The important phrase here is “unburnt”, this indicates the layer of soot or tar is still combustible and can catch fire in the right circumstances. Anybody who has witnessed a chimney fire would not want to repeat the experience. Temperatures of 1000 deg C are possible in the chimney and damage to property, including setting fire to the living space can happen.


The chimney of any solid fuel fire is the driving device, the fan, engine, motor of the system, it is the chimney that pulls in the air to the fire so that combustion can take place, once the combustion is completed it draws the exhaust from the fire/stove and pushes it 10m or so up a narrow duct and safely out of the home. It does this with no moving parts and entirely automatically. So why would we want to make its task more difficult by allowing it to be constricted with a build-up of combustible, black, dirty, smelly material.
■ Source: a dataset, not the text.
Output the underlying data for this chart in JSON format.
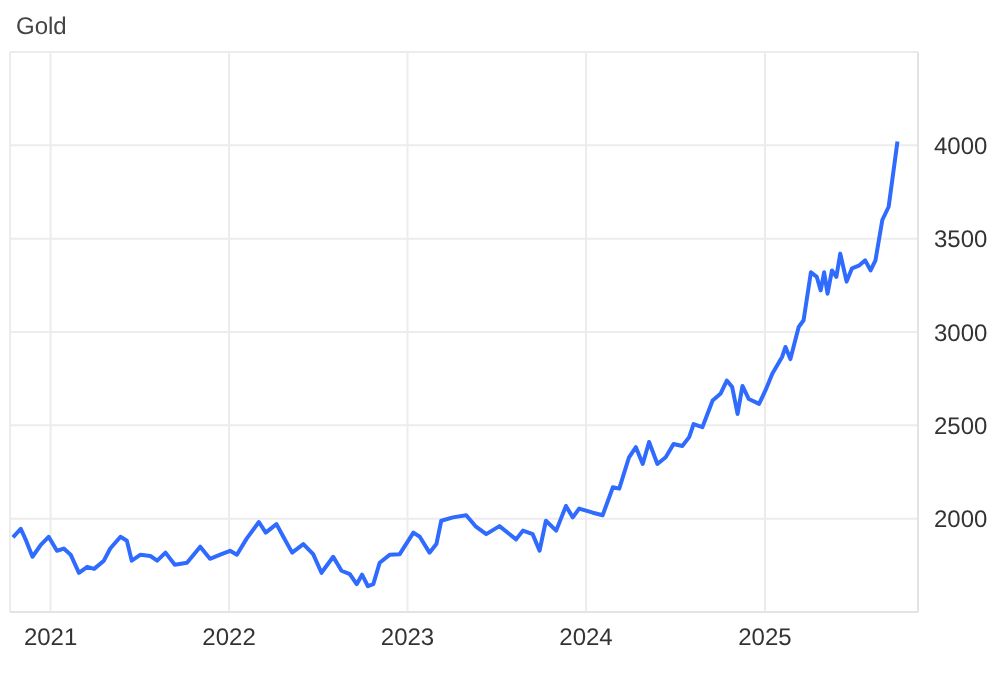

As a chimney sweep we often visit peoples home and are told that the fire has been leaking smoke for a couple of months, but only a little bit when we first light it and it goes away after half an hour or so. Usually the ceiling is stained light brown and there is a funny smell in the sitting room. We can live with staining and smells, but not with the carbon monoxide gas which is contained within the escaping smoke. Carbon monoxide (CO) is a colourless, odourless and tasteless gas which is toxic to humans and animals. It will kill you in high enough concentrations, first the pets die, then the children and finally the adults.  A CO alarm is cheap and easy to fit and will give you more than enough time to vacate the room. Using the services of a professional chimney sweep should stop you having to face that situation.


The National Association of Chimney Sweeps makes the following recommendations for sweeping a chimney in normal use:


Chimneys with solid fuel appliances – Smokeless fuels at least once a year / Domestic bituminous (house) coal at least twice per year.


Chimneys with wood burning appliances – Quarterly when in use.


Chimneys with gas or oil appliances – Once a year.